Les problèmes à considérer sont nombreux. Au niveau architectural d'abord, nos écoles ont été construites à une époque où l'on n'envisageait pas les risques de fusillades. Les portes de classe sont généralement vitrées et ne se verrouillent pas toujours de l'intérieur, et ça, c'est quand il y a des portes ou qu'elles se verrouillent!
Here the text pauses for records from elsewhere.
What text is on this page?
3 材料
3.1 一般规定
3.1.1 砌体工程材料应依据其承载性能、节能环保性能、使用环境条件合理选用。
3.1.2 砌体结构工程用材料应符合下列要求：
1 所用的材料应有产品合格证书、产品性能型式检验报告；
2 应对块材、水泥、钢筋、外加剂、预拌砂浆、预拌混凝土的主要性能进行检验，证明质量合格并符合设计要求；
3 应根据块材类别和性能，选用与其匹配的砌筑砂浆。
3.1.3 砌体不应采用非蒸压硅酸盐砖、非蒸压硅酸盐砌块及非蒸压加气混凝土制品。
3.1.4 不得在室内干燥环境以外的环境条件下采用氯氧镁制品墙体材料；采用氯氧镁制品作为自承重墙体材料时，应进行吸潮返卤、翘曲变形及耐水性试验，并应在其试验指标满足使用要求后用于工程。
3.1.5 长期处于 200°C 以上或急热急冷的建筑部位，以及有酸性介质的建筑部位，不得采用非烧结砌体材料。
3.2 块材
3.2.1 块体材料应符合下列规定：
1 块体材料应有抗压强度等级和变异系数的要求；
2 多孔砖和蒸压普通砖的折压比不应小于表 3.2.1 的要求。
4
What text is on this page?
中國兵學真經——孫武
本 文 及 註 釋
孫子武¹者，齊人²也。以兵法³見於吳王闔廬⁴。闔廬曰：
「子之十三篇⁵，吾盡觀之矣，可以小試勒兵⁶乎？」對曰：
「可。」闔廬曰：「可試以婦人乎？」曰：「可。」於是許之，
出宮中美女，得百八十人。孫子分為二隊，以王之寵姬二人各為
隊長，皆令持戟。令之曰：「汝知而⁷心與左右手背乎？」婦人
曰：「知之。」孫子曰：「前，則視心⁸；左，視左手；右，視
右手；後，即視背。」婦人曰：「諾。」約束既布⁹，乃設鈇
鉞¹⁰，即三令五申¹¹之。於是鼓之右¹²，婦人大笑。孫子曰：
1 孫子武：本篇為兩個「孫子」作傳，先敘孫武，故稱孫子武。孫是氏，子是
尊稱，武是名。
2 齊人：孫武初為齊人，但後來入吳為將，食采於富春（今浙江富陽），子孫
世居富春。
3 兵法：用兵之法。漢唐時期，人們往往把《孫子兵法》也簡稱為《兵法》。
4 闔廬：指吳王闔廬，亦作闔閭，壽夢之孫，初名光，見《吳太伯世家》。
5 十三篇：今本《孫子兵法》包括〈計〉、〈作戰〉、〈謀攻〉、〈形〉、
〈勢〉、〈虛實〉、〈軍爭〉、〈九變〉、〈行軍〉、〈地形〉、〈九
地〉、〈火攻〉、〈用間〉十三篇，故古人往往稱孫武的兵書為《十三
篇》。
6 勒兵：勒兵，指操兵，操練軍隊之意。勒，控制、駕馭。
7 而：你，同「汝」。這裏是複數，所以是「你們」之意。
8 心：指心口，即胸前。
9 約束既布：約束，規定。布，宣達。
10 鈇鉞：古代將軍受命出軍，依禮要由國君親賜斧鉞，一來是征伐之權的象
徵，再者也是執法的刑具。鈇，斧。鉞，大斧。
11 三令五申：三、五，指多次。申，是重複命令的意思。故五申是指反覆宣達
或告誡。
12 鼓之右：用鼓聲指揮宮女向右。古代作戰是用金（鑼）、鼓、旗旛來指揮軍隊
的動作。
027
Il n'y a généralement qu'une seule sortie par salle de classe et on ne peut que rarement utiliser les fenêtres comme issue de secours. La seule mesure de sécurité pour laquelle nos écoles sont conçues est l'évacuation massive en cas d'incendie. Or, cette mesure est souvent la pire à envisager dans le cas d'une fusillade.
Beaucoup d'écoles sont accessibles à longueur de journée, la seule mesure de contrôle que l'on retrouve à la porte étant une affiche demandant à tout visiteur de se présenter au secrétariat. On entre dans beaucoup d'écoles beaucoup plus facilement que dans un proverbial moulin!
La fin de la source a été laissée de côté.